The recent Sixth Circuit decision in Pipefitters Local 636 Insurance Fund v. Blue Cross Blue Shield of Michigan, 2011 U.S. App. LEXIS 16624 (6th Cir. Aug. 12, 2011) makes some interesting points about superiority that I think are particularly significant, and have not seen in other class action decisions.
The case involved whether certain fees imposed by Blue Cross Blue Shield of Michigan on an employee union’s insurance fund were authorized by Michigan law and whether there was an improper failure to disclose these fees. See id. at *2-4. The district court ruled on summary judgment motions that collecting the fees at issue was contrary to Michigan law, and then granted class certification. Id. at *16-21.
The Sixth Circuit reversed the class certification on several grounds, but what I found most interesting were two points the court made about commonality:
- The court explained that, because the district court had already decided the central legal issues, a class action was not the superior method of resolution — “it would have been more judicially efficient to enter a final judgment in the individual action so as to allow BCBSM to file an appeal. In this way, the central legal issue could have been resolved by this court, and based on that outcome, other potential class members could then decide whether to pursue an individual suit . . . .” Id. at *18. This rationale applies in many insurance class actions, where all that is really needed is a final appellate resolution of a central issue of coverage or statutory interpretation, and then the decision can be applied to individual cases. A class action may not be the superior method of getting the issue resolved.

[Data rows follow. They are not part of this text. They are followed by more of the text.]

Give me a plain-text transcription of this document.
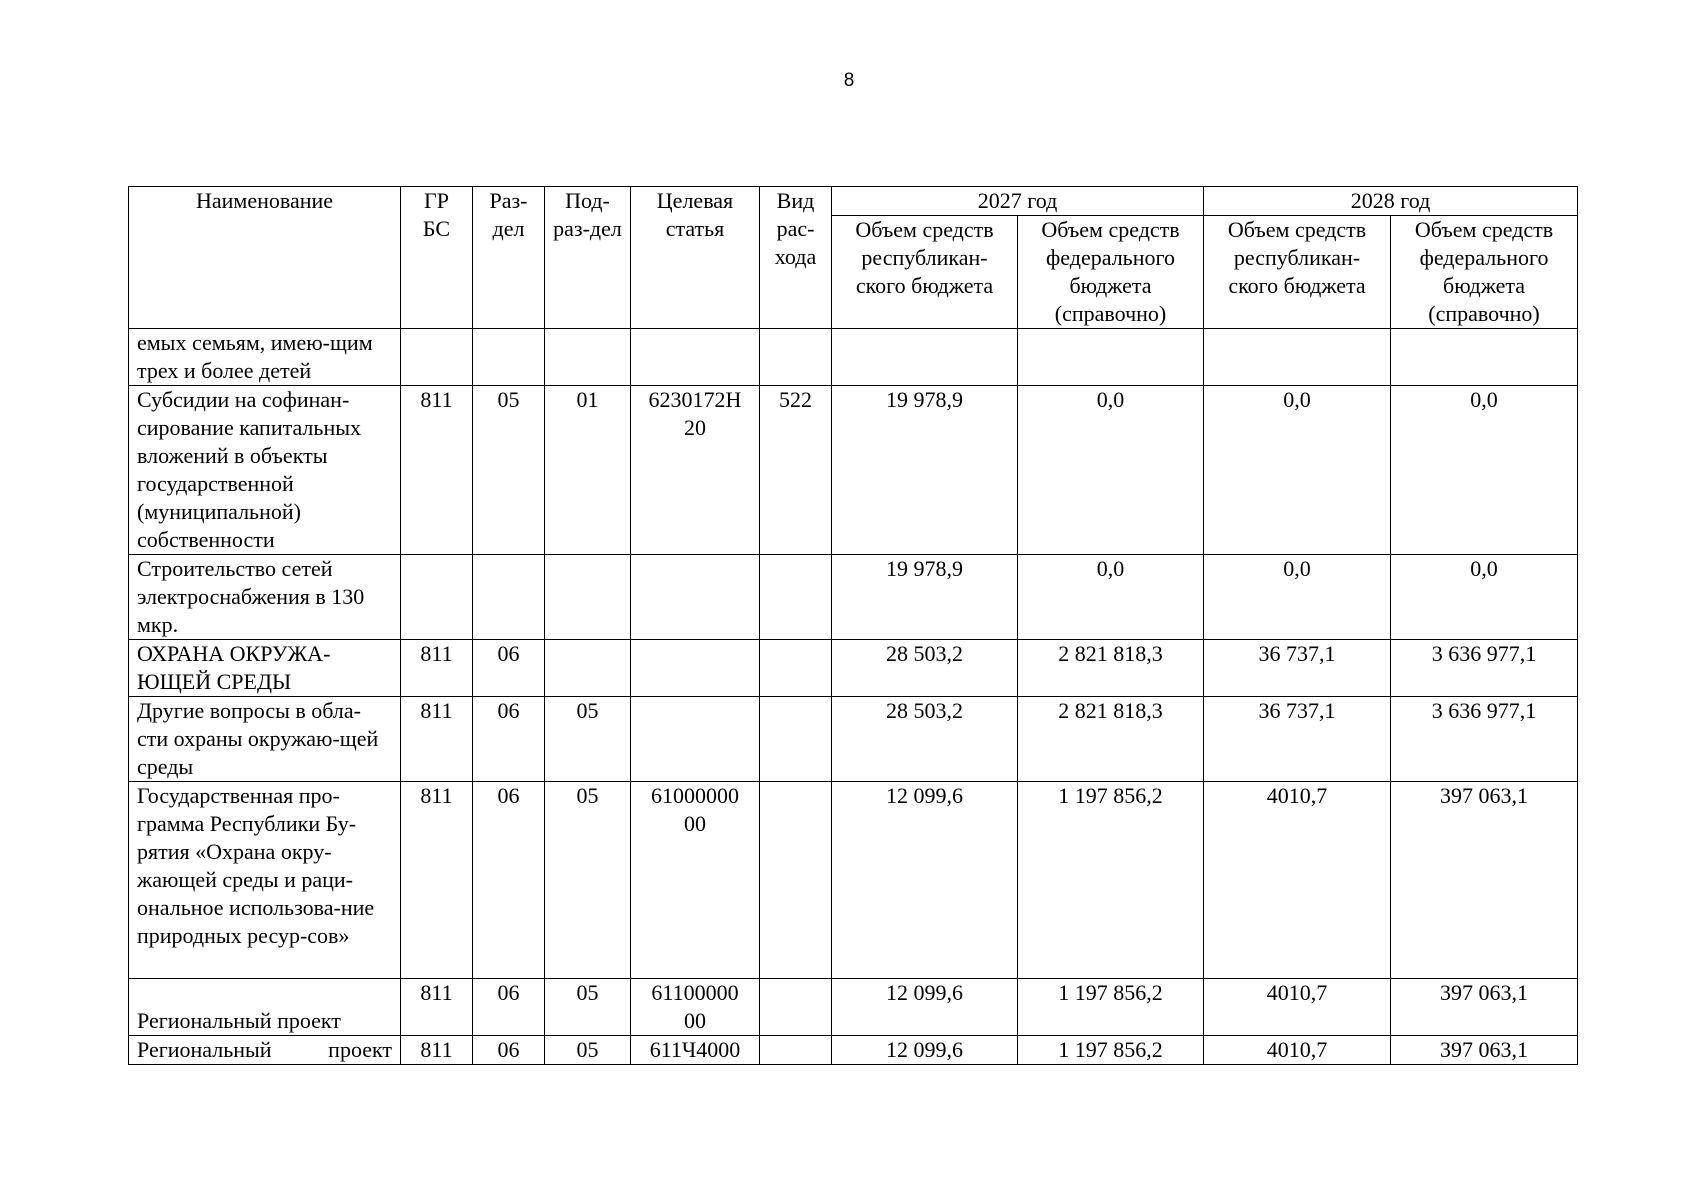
8
Наименование	ГР БС	Раз-дел	Под-раз-дел	Целевая статья	Вид рас-хода	2027 год		2028 год	
						Объем средств республикан-ского бюджета	Объем средств федерального бюджета (справочно)	Объем средств республикан-ского бюджета	Объем средств федерального бюджета (справочно)
емых семьям, имею-щим трех и более детей									
Субсидии на софинан-сирование капитальных вложений в объекты государственной (муниципальной) собственности	811	05	01	6230172Н 20	522	19 978,9	0,0	0,0	0,0
Строительство сетей электроснабжения в 130 мкр.						19 978,9	0,0	0,0	0,0
ОХРАНА ОКРУЖА-ЮЩЕЙ СРЕДЫ	811	06				28 503,2	2 821 818,3	36 737,1	3 636 977,1
Другие вопросы в обла-сти охраны окружаю-щей среды	811	06	05			28 503,2	2 821 818,3	36 737,1	3 636 977,1
Государственная про-грамма Республики Бу-рятия «Охрана окру-жающей среды и раци-ональное использова-ние природных ресур-сов»	811	06	05	61000000 00		12 099,6	1 197 856,2	4010,7	397 063,1
Региональный проект	811	06	05	61100000 00		12 099,6	1 197 856,2	4010,7	397 063,1
Региональный проект	811	06	05	611Ч4000		12 099,6	1 197 856,2	4010,7	397 063,1
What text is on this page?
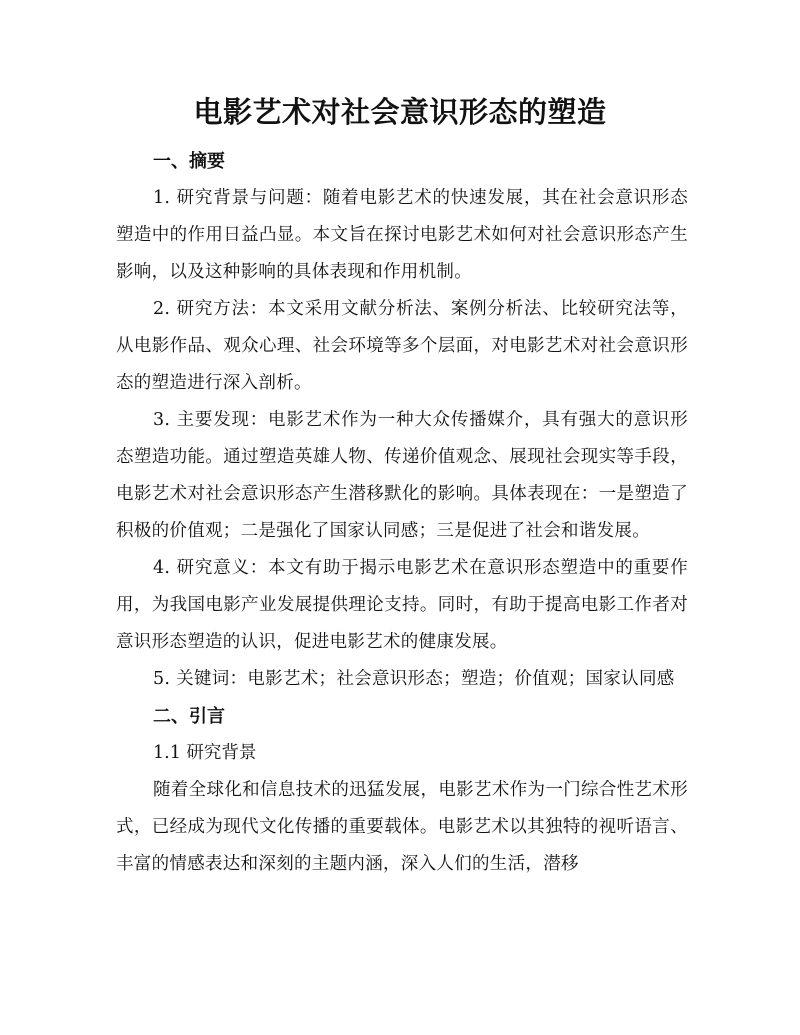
电影艺术对社会意识形态的塑造
一、摘要

1. 研究背景与问题：随着电影艺术的快速发展，其在社会意识形态塑造中的作用日益凸显。本文旨在探讨电影艺术如何对社会意识形态产生影响，以及这种影响的具体表现和作用机制。

2. 研究方法：本文采用文献分析法、案例分析法、比较研究法等，从电影作品、观众心理、社会环境等多个层面，对电影艺术对社会意识形态的塑造进行深入剖析。

3. 主要发现：电影艺术作为一种大众传播媒介，具有强大的意识形态塑造功能。通过塑造英雄人物、传递价值观念、展现社会现实等手段，电影艺术对社会意识形态产生潜移默化的影响。具体表现在：一是塑造了积极的价值观；二是强化了国家认同感；三是促进了社会和谐发展。

4. 研究意义：本文有助于揭示电影艺术在意识形态塑造中的重要作用，为我国电影产业发展提供理论支持。同时，有助于提高电影工作者对意识形态塑造的认识，促进电影艺术的健康发展。

5. 关键词：电影艺术；社会意识形态；塑造；价值观；国家认同感

二、引言

1.1 研究背景

随着全球化和信息技术的迅猛发展，电影艺术作为一门综合性艺术形式，已经成为现代文化传播的重要载体。电影艺术以其独特的视听语言、丰富的情感表达和深刻的主题内涵，深入人们的生活，潜移
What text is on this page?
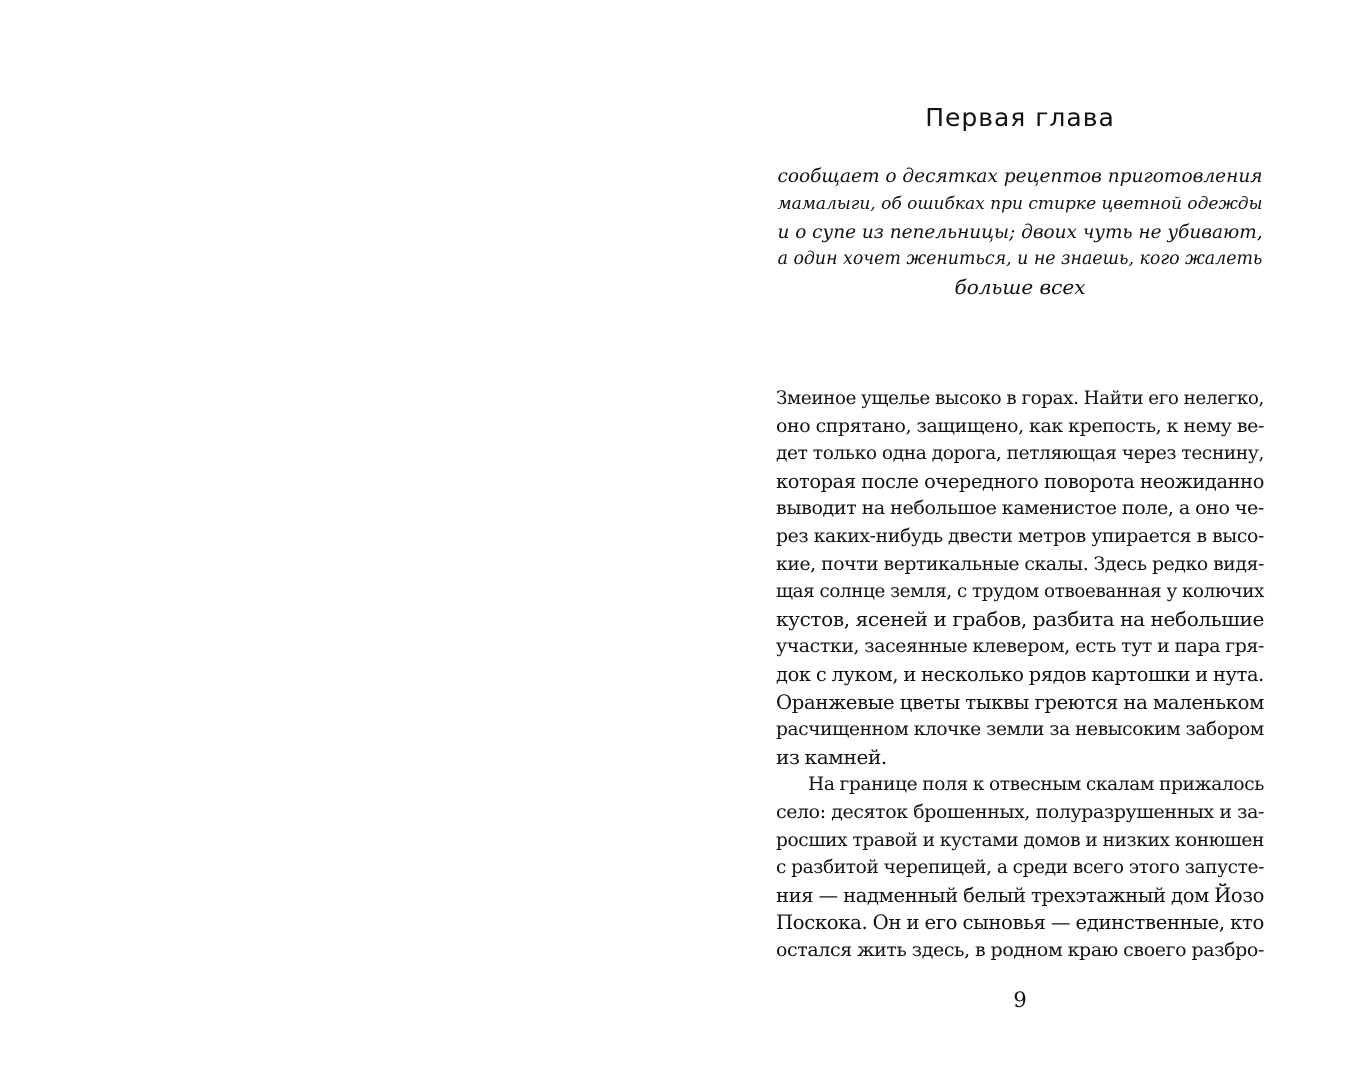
Первая глава
сообщает о десятках рецептов приготовления
мамалыги, об ошибках при стирке цветной одежды
и о супе из пепельницы; двоих чуть не убивают,
а один хочет жениться, и не знаешь, кого жалеть
больше всех
Змеиное ущелье высоко в горах. Найти его нелегко,
оно спрятано, защищено, как крепость, к нему ве-
дет только одна дорога, петляющая через теснину,
которая после очередного поворота неожиданно
выводит на небольшое каменистое поле, а оно че-
рез каких-нибудь двести метров упирается в высо-
кие, почти вертикальные скалы. Здесь редко видя-
щая солнце земля, с трудом отвоеванная у колючих
кустов, ясеней и грабов, разбита на небольшие
участки, засеянные клевером, есть тут и пара гря-
док с луком, и несколько рядов картошки и нута.
Оранжевые цветы тыквы греются на маленьком
расчищенном клочке земли за невысоким забором
из камней.
На границе поля к отвесным скалам прижалось
село: десяток брошенных, полуразрушенных и за-
росших травой и кустами домов и низких конюшен
с разбитой черепицей, а среди всего этого запусте-
ния — надменный белый трехэтажный дом Йозо
Поскока. Он и его сыновья — единственные, кто
остался жить здесь, в родном краю своего разбро-
9
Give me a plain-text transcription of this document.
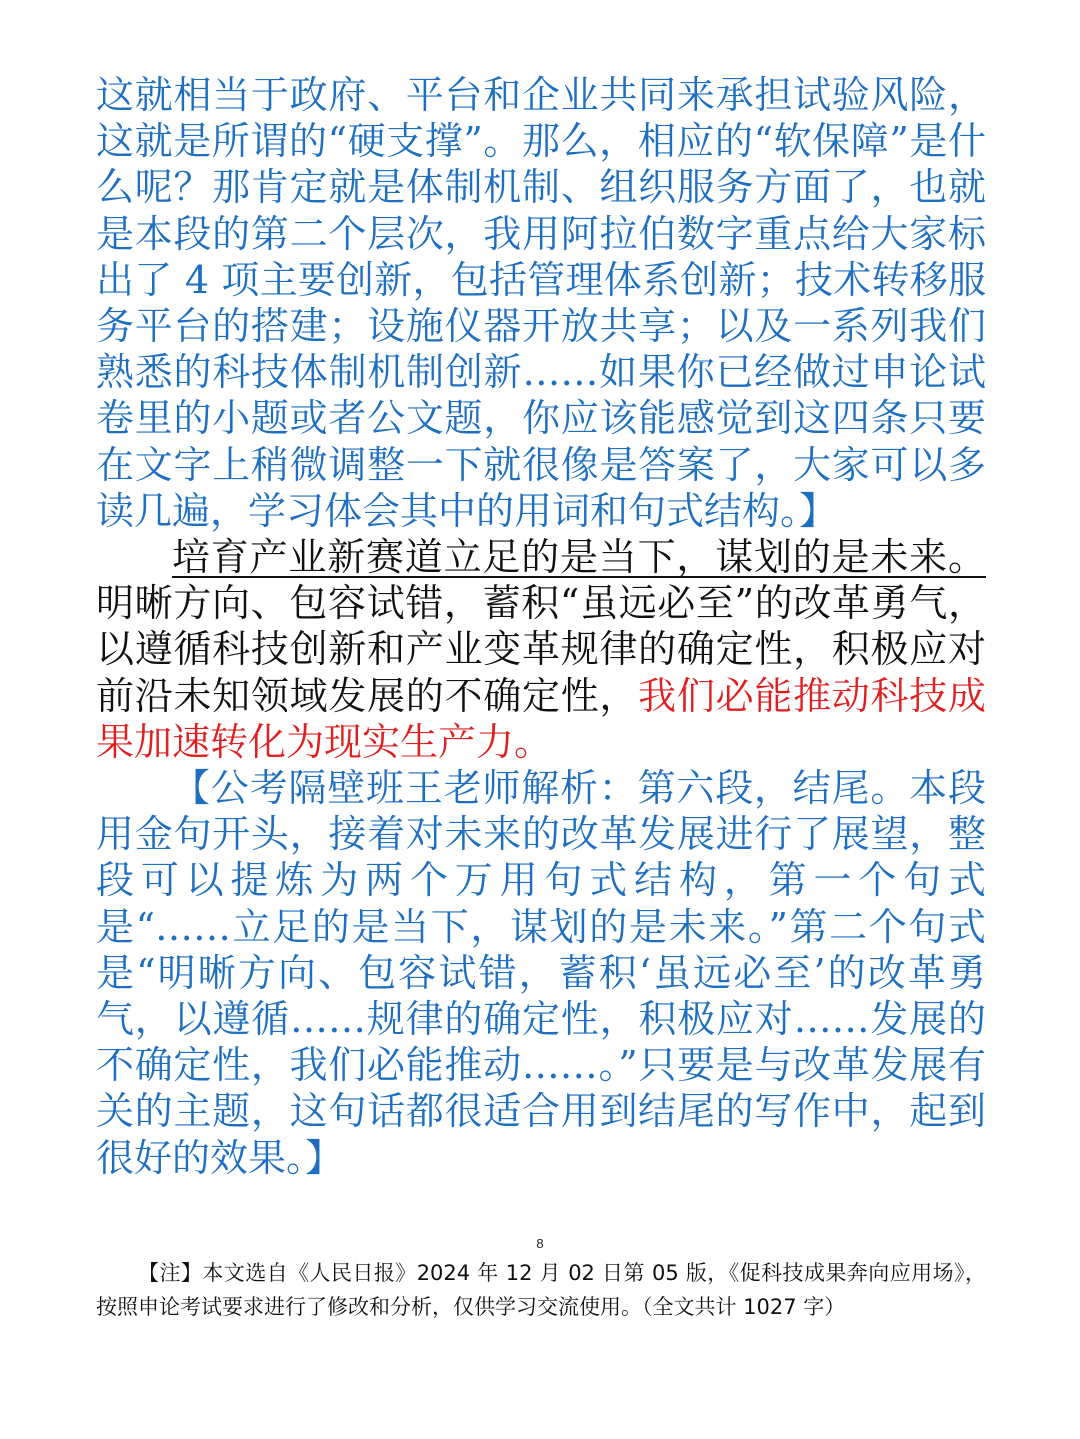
这就相当于政府、平台和企业共同来承担试验风险，这就是所谓的“硬支撑”。那么，相应的“软保障”是什么呢？那肯定就是体制机制、组织服务方面了，也就是本段的第二个层次，我用阿拉伯数字重点给大家标出了 4 项主要创新，包括管理体系创新；技术转移服务平台的搭建；设施仪器开放共享；以及一系列我们熟悉的科技体制机制创新……如果你已经做过申论试卷里的小题或者公文题，你应该能感觉到这四条只要在文字上稍微调整一下就很像是答案了，大家可以多读几遍，学习体会其中的用词和句式结构。】

培育产业新赛道立足的是当下，谋划的是未来。明晰方向、包容试错，蓄积“虽远必至”的改革勇气，以遵循科技创新和产业变革规律的确定性，积极应对前沿未知领域发展的不确定性，我们必能推动科技成果加速转化为现实生产力。

【公考隔壁班王老师解析：第六段，结尾。本段用金句开头，接着对未来的改革发展进行了展望，整段可以提炼为两个万用句式结构，第一个句式是“……立足的是当下，谋划的是未来。”第二个句式是“明晰方向、包容试错，蓄积‘虽远必至’的改革勇气，以遵循……规律的确定性，积极应对……发展的不确定性，我们必能推动……。”只要是与改革发展有关的主题，这句话都很适合用到结尾的写作中，起到很好的效果。】

8
【注】本文选自《人民日报》2024 年 12 月 02 日第 05 版，《促科技成果奔向应用场》，按照申论考试要求进行了修改和分析，仅供学习交流使用。（全文共计 1027 字）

- The court gave significant weight to an amicus brief filed by the Michigan insurance commissioner in support of the insurer’s position. The amicus brief explained that the fees at issue helped fund coverage for senior citizens under a Medigap program, and thus a class action could lead to higher premiums or reduced coverage for seniors. The court wrote that “[t]he serious financial repercussions to Michigan’s elderly population further support a conclusion that a class action is not a superior method of resolving the Fund’s allegation,” and thus “[t]he public’s interest would also be better served by allowing the individual suit . . . to proceed to this court for appellate review.” Id. at *32. I rarely see these kinds of public interest arguments made in insurance class actions. This one clearly caught the court’s attention, although it’s rare that the insurance commissioner will weigh in with an amicus brief. But this is something that is certainly worth giving serious thought to in appropriate cases. In many instances the certification of an insurance class action will benefit a relatively small group of insureds and the plaintiffs’ lawyers but potentially to the detriment of the rest of the company’s insureds.